Last year, Lee spent five days in Jiddah as a guest of the Saudi government. According to Lee, he received its "full support," not only because of the movie's expected impact on American Muslims but also on non-believers. "They [the Saudis] realize that millions and millions of people are going to see this film, and this will be their first introduction to Islam, and they hope it will be a positive treatment of the religion and it will be," Lee says.
The moviemaker, a diminutive powerhouse, kept up a grueling schedule of predawn starts and late-night wraps during his six-day Cairo stay. He was funny, irreverent - yet appeared totally concentrated on the work at hand. It is his biggest film yet, what he has said will be "a three-hour epic." Lee, for his part, is convinced that Washington will take an Oscar for his portrayal.

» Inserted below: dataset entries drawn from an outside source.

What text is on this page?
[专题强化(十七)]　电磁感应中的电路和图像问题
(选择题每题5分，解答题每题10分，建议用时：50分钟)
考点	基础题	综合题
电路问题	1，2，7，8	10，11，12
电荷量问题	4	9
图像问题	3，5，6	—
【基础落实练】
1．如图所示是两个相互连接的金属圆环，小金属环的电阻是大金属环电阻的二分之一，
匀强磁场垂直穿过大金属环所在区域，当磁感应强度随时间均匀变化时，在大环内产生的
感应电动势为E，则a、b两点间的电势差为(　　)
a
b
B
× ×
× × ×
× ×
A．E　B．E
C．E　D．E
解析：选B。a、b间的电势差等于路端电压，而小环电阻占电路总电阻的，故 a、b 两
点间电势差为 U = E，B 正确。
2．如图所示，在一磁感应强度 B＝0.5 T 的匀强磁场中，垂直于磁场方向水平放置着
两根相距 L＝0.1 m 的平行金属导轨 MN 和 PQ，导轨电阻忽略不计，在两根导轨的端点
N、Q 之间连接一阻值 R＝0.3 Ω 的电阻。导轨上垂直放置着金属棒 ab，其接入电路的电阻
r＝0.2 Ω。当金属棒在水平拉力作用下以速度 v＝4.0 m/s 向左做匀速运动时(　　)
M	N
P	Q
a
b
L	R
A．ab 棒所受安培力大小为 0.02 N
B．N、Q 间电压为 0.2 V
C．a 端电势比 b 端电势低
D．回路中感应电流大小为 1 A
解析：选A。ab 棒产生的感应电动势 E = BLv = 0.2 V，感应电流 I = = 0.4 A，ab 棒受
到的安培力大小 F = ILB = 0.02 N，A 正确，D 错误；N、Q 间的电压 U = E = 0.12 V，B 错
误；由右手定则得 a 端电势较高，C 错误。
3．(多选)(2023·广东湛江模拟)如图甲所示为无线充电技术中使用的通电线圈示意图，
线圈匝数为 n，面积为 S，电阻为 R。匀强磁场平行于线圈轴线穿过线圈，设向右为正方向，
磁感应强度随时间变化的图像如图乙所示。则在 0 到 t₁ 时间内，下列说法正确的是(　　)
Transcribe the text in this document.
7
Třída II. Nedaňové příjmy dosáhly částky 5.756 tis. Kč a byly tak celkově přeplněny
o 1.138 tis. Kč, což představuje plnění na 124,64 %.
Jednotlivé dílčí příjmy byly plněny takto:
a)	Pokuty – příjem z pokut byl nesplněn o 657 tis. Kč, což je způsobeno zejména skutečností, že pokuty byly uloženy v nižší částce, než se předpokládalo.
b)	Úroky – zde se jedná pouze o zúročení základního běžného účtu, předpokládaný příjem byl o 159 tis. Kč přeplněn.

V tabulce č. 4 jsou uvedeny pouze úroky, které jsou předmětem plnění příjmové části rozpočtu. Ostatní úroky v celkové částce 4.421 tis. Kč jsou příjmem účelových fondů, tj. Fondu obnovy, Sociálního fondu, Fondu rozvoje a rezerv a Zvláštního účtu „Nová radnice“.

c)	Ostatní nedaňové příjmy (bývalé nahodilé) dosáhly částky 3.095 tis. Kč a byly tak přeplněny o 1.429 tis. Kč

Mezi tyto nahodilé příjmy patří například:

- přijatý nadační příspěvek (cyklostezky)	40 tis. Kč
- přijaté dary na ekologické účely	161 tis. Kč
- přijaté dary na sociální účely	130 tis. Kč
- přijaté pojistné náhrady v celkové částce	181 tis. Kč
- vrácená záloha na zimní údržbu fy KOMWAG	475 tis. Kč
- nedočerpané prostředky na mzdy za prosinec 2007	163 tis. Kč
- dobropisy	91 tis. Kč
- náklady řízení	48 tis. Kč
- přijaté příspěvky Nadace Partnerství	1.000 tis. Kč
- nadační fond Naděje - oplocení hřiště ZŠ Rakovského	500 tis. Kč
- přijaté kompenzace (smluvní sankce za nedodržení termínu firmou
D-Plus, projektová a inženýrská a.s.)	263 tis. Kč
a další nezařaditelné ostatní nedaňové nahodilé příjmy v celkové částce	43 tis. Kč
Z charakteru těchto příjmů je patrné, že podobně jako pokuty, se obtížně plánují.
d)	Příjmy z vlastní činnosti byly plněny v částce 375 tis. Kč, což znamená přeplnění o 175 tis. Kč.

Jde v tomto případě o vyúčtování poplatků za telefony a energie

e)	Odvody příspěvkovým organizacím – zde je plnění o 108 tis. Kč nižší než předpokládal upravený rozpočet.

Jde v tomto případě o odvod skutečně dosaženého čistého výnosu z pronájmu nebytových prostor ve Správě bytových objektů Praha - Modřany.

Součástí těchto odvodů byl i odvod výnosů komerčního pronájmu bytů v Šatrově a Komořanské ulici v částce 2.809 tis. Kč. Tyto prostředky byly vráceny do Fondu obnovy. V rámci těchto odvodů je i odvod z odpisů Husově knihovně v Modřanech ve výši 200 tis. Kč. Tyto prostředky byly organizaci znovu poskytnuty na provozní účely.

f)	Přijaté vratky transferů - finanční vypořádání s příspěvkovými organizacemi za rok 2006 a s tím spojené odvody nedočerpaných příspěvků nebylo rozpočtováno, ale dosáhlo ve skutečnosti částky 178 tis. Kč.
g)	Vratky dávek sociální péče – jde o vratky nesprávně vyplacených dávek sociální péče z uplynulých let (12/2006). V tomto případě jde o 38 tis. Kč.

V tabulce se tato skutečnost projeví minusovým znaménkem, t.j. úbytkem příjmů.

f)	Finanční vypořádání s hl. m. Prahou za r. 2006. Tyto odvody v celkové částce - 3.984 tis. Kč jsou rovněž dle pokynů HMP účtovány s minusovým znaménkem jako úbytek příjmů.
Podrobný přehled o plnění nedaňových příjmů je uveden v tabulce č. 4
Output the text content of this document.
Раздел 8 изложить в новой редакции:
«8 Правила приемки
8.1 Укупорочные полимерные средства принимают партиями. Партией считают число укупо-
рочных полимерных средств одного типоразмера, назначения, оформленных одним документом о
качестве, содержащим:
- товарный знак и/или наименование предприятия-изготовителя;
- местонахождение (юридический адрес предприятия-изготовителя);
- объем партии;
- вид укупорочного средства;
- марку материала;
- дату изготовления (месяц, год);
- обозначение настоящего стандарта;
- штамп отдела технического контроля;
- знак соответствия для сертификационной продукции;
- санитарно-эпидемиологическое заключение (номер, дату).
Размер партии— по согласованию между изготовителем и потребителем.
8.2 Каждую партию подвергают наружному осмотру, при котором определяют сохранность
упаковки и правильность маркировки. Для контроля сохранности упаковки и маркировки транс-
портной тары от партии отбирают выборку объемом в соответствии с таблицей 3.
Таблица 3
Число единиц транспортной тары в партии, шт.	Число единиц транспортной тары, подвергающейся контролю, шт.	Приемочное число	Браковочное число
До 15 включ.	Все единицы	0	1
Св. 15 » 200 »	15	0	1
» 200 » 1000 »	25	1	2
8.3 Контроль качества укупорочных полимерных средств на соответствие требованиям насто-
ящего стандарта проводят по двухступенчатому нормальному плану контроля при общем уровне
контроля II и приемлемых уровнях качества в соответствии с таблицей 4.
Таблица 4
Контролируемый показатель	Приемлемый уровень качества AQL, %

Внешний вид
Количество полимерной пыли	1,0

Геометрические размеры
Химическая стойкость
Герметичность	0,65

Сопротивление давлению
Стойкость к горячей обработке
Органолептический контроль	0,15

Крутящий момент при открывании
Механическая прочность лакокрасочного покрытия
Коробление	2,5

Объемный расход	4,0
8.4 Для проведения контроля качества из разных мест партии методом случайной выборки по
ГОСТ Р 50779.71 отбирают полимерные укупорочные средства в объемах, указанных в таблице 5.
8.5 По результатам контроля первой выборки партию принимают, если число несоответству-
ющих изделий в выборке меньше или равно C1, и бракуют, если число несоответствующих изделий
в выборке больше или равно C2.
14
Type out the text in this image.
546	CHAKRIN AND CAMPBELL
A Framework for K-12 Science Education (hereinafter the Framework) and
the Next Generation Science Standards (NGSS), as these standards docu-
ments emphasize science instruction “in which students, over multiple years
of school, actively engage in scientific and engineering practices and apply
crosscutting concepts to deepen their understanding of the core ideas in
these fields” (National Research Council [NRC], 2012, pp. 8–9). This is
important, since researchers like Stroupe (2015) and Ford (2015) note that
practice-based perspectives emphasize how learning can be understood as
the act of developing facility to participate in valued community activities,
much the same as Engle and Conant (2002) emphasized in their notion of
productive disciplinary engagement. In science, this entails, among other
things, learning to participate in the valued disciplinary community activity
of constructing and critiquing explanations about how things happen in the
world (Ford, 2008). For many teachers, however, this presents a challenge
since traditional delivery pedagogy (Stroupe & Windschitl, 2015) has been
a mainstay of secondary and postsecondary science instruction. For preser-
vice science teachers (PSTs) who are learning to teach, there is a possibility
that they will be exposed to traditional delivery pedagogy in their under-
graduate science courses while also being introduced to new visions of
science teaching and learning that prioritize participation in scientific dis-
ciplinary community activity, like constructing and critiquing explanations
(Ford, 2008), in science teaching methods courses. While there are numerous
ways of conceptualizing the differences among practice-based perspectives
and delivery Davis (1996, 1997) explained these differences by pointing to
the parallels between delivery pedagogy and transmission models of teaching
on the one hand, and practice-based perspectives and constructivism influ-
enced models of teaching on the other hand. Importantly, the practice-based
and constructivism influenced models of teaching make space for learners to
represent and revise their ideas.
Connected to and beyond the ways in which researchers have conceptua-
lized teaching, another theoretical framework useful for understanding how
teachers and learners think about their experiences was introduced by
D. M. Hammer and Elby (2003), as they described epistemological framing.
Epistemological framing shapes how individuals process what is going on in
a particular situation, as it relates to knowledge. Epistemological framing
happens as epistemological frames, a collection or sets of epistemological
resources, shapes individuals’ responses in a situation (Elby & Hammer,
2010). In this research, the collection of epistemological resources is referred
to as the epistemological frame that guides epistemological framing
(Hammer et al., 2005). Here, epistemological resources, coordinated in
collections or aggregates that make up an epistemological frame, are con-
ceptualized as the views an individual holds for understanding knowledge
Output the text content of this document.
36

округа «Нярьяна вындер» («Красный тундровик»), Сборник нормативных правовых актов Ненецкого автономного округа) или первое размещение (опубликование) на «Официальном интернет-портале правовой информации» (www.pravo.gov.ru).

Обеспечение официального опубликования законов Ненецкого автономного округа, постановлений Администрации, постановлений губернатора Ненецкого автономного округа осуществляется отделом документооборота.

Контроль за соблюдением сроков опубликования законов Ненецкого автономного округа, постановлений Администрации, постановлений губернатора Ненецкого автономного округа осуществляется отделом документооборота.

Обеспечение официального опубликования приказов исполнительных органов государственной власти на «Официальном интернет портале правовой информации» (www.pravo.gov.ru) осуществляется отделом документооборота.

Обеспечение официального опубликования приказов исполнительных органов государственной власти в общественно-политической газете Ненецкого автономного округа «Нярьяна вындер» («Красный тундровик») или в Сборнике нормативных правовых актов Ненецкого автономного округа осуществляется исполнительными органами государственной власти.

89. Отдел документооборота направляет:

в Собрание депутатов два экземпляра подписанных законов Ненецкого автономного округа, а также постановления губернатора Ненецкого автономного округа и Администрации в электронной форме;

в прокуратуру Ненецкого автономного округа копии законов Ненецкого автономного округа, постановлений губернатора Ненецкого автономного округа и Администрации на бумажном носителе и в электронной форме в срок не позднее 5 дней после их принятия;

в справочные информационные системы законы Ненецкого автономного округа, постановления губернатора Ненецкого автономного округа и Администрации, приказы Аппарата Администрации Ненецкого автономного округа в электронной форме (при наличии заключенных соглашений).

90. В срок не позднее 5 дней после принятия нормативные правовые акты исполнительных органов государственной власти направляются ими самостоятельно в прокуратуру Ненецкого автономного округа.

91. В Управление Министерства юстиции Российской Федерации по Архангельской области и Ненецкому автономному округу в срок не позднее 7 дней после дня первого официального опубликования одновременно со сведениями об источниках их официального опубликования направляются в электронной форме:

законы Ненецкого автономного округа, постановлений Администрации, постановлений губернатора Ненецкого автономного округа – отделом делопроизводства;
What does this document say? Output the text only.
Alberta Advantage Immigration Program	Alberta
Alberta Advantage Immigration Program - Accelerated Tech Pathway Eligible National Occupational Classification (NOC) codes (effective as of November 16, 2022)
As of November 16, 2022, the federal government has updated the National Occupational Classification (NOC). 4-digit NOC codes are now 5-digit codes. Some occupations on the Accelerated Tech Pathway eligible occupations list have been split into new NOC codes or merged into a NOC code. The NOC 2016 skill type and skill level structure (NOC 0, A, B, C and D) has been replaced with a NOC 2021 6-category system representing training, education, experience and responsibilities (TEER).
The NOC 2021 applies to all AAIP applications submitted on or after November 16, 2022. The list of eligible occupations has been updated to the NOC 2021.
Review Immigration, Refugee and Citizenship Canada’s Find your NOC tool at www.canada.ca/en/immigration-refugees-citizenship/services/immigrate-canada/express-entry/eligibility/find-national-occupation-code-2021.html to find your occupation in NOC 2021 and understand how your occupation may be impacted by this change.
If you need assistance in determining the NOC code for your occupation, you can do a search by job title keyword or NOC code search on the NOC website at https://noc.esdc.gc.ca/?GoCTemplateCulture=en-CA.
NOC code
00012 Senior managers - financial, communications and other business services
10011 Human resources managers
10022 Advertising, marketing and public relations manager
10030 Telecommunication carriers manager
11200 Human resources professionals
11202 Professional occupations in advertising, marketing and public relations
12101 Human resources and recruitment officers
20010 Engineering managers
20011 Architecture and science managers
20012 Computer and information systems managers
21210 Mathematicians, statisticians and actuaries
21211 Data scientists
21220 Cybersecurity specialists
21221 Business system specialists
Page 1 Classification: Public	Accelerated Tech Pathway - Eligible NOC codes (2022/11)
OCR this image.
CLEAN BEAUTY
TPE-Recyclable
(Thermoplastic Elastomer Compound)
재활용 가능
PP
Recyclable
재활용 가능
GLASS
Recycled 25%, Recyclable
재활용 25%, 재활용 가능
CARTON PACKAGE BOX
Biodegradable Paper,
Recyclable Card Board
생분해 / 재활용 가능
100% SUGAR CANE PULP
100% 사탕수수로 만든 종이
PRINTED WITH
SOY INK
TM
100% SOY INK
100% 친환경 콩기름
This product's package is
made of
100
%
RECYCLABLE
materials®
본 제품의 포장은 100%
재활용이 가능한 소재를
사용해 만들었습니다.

His task is not an easy one: to tell the life of a militant black man who went from prison inmate to preacher, Islam to Pan-Africanism. Denzel Washington plays Malcolm X. Visitors to the set who knew Malcolm in the 1960s remarked on the physical similarities, bearing and manner, between Mr. Washington and the slain activist.
Even amid the chaos of a local Cairo set, Washington was the picture of composure. Whether reshooting a crowd scene or repeating an Arabic phrase over and over while a demanding Egyptian tutor stood by - a smile was never far from his face.
The production company, looking for a location to depict a Jiddah street scene, had scouted a location in the heart of old Cairo. The narrow passageway and small courtyard where filming took place has remained virtually unchanged since the 1500s. The courtyard's beautiful but rundown Mameluke-period mosque served as backdrop. It lies in the heart of one of the city's poorer areas, a place where time has stood still. Barefoot, illiterate children labor in sweatshops, and transport through the muddy and ru tted passageways is by foot or pack animal and cart. In cinematography terms, it is "an existing set."
While Washington, in 1960s thin tie and the trademark glasses worn by Malcolm X, readied for the shoot, blowzy Egyptian housewives leaned out of second floor windows to watch the spectacle below. On the ground itself, scores of small children were indifferent to repeated efforts to remove them.
The air was thick with dust. Extras and locals - indistinguishable by their dress or appearance - mingled around one of America's rising stars. An occasional motorcycle roared past - even a rogue donkey and the local madman made impromptu appearances.
A simple coffin draped in pleated red silk bobbed past the cameras, borne on the shoulders of six poorly dressed men. Behind them a ragged group of mourners followed on foot. This was definitely not in the script.
And then it was gone from view. Places were taken up once more. "Action!" shouted a director, and taxis creaked into camera range. The motley crew of extras were herded into position, and Malcolm X haggled over the price of oranges with a street vendor. Out of range, a white actor in sunglasses awaited his cue to cross the square in pursuit of Malcolm: the shadowing CIA agent.
Under a bright blue African sky, the tall, handsome man with the closely cropped, reddish-brown Afro lifted his left hand. For a moment you saw it, the ring: Malcolm X's signature ring bearing the crescent moon and star of Islam. And for a moment it was 1964 again.